Computer Generated World Maps

A computer program called MoonCalc by Dr. Monzur Ahmed was used to search the world for locations which satisfy Ilyas's altitude/relative azimuth criterion at the start of a lunar month. On the basis of this scan, world maps for the start of each lunar month were drawn showing areas where the crescent is likely to be seen first. The different coloured bands represent the age of the moon at sunset on the day of predicted sighting. MoonCalc has many other features and also supports several other crescent sighting criteria.

Download MoonCalc

With the maps below:

Click thumbnails of maps to see enlarged maps

1419 AH

Muharram starts (27) or 28 April 1998

Conjunction: 26 April 1998, 11:42 TD

26 April 27 April

Safar starts 27 or 28 May 1998

Conjunction: 25 May 1998, 19:33 TD

26 May 27 May

Rabi Al-Awwal starts (25) or 26 June 1998

Conjunction: 24 June 1998, 03:51 TD

24 June 25 June

Rabi Al-Thani starts 25 (or 26) July 1998

Conjunction: 23 July 1998, 13:45 TD

24 July 25 July

Jumad Al-Ula starts (23 or) 24 August 1998

Conjunction: 22 August 1998, 02:04 TD

22 Aug 23 Aug

Jumad Al-Thani starts 23 or 24 September 1998

Conjunction: 20 September 1998, 17:02 TD

21 Sep 22 Sep

Rajab starts 22 (or 23) October 1998

Conjunction: 20 October 1998, 10:10 TD

21 Oct 22 Oct

Sha'ban starts (20) or 21 November 1998

Conjunction: 19 November 1998, 04:28 TD

19 Nov 20 Nov

Ramadhan starts 20 or 21 December 1998

Conjunction: 18 December 1998, 22:43 TD

19 Dec 20 Dec

Shawwal starts 19 or 20 January 1999

Conjunction: 17 January 1999, 15:47 TD

18 Jan 19 Jan

Zul-Qida starts (17) or 18 Feb 1999

Conjunction: 16 February 1999, 06:40 TD

16 Feb 17 Feb

Zul-Hijja starts 19 or 30 March 1999

Conjunction: 17 March 1999, 18:49 TD

18 March 19 March

Please note :

Conjunction (astronomical new moon) is used to describe the time of the birth of a new moon when the earth, sun and moon are in the same plane. Conjunction is NOT the same as visible new moon.
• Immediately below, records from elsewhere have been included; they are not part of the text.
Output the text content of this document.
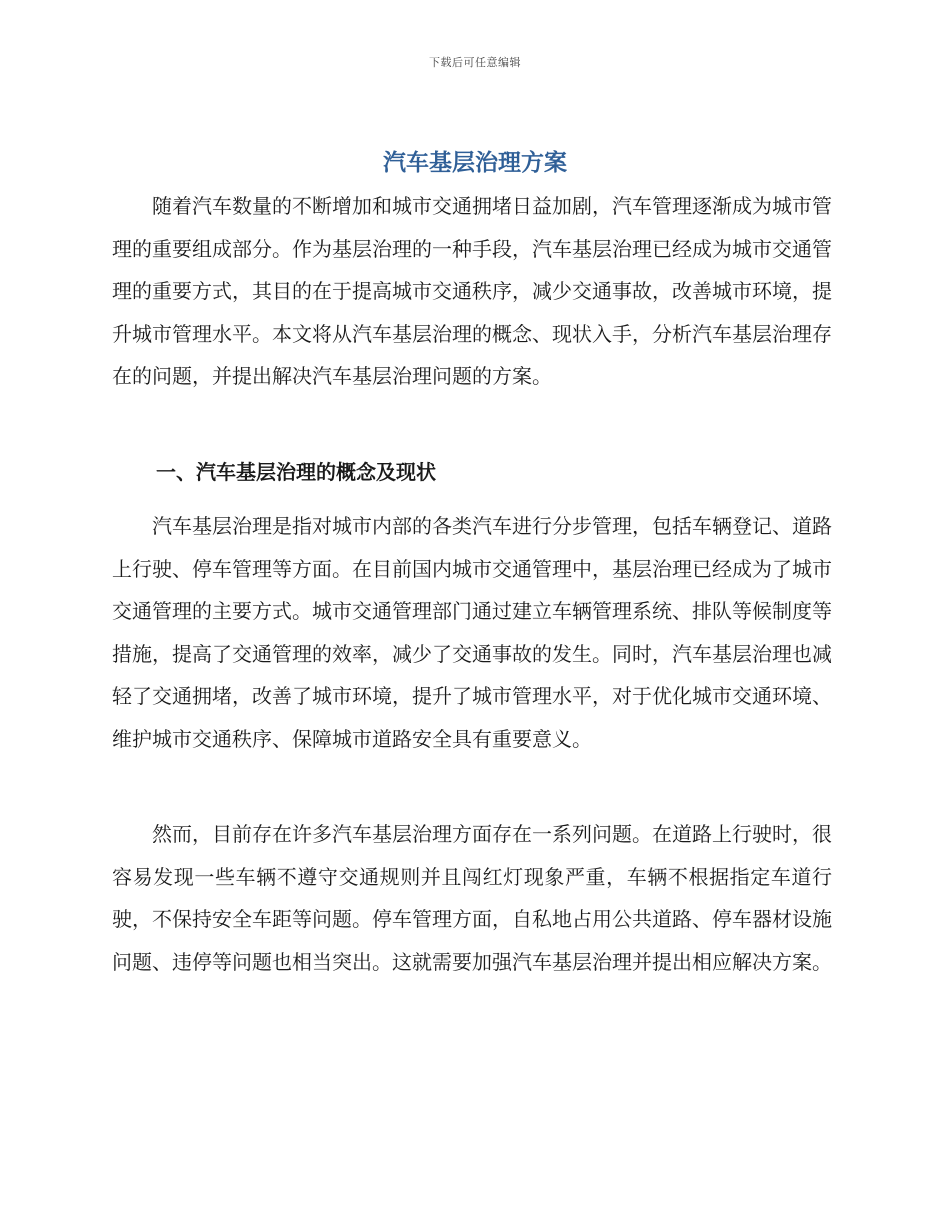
下载后可任意编辑
汽车基层治理方案

随着汽车数量的不断增加和城市交通拥堵日益加剧，汽车管理逐渐成为城市管理的重要组成部分。作为基层治理的一种手段，汽车基层治理已经成为城市交通管理的重要方式，其目的在于提高城市交通秩序，减少交通事故，改善城市环境，提升城市管理水平。本文将从汽车基层治理的概念、现状入手，分析汽车基层治理存在的问题，并提出解决汽车基层治理问题的方案。

一、汽车基层治理的概念及现状

汽车基层治理是指对城市内部的各类汽车进行分步管理，包括车辆登记、道路上行驶、停车管理等方面。在目前国内城市交通管理中，基层治理已经成为了城市交通管理的主要方式。城市交通管理部门通过建立车辆管理系统、排队等候制度等措施，提高了交通管理的效率，减少了交通事故的发生。同时，汽车基层治理也减轻了交通拥堵，改善了城市环境，提升了城市管理水平，对于优化城市交通环境、维护城市交通秩序、保障城市道路安全具有重要意义。

然而，目前存在许多汽车基层治理方面存在一系列问题。在道路上行驶时，很容易发现一些车辆不遵守交通规则并且闯红灯现象严重，车辆不根据指定车道行驶，不保持安全车距等问题。停车管理方面，自私地占用公共道路、停车器材设施问题、违停等问题也相当突出。这就需要加强汽车基层治理并提出相应解决方案。
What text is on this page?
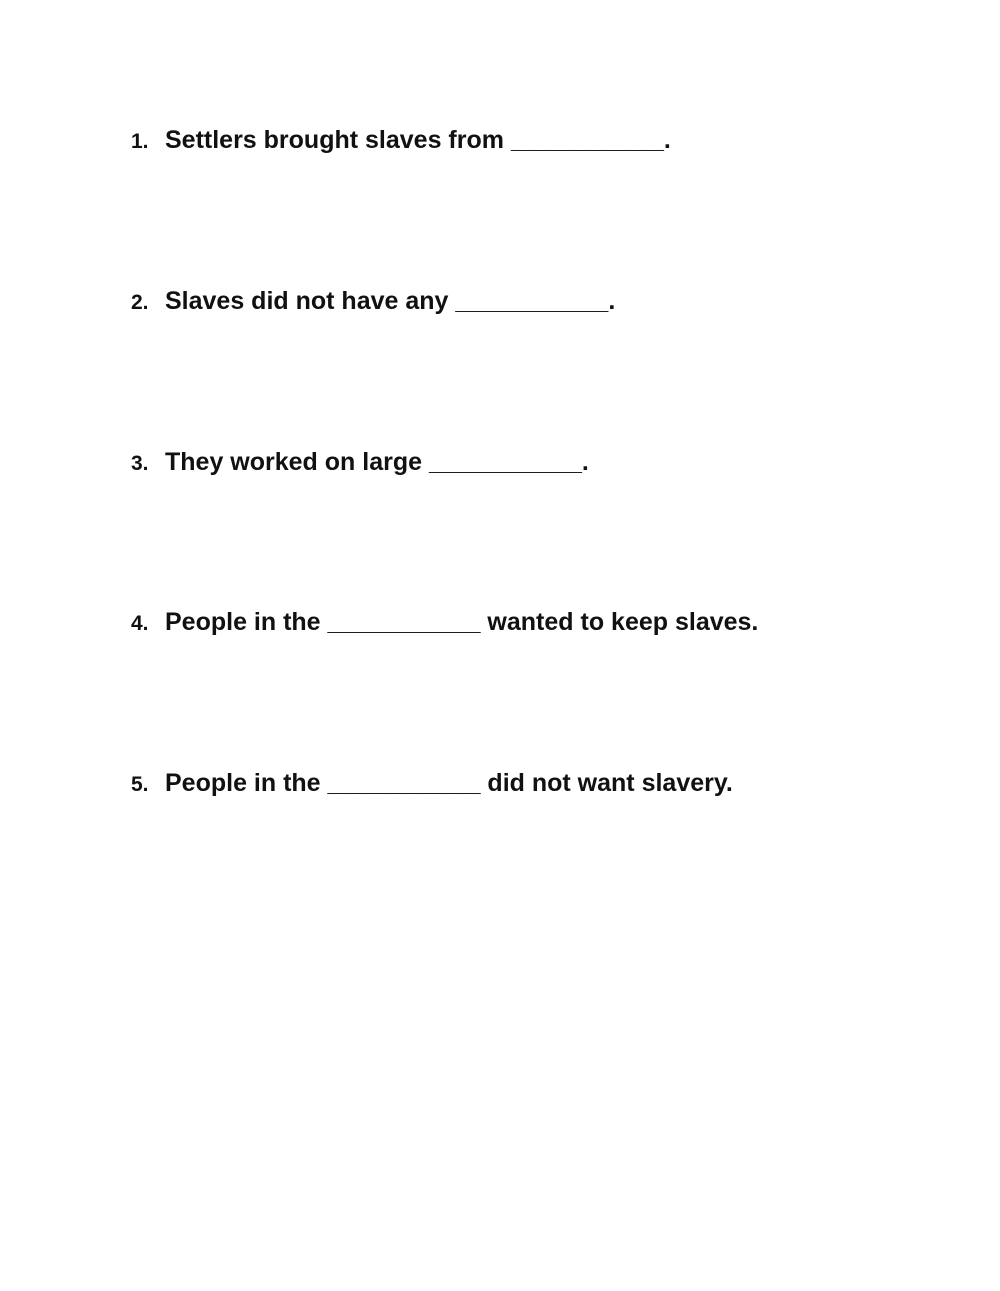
1. Settlers brought slaves from ___________ .
2. Slaves did not have any ___________ .
3. They worked on large ___________ .
4. People in the ___________ wanted to keep slaves.
5. People in the ___________ did not want slavery.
Usually the moon has to be at least 15 hours old before it can be seen from somewhere on earth. Conjunction times are given in Terrestrial Dynamical Time (TD). TD is a uniform time scale based on the atomic clock and is not influenced by the earth's irregular and unpredictable rotation (unlike GMT and Universal Time). TD tends to be favoured by astronomers for accurate work.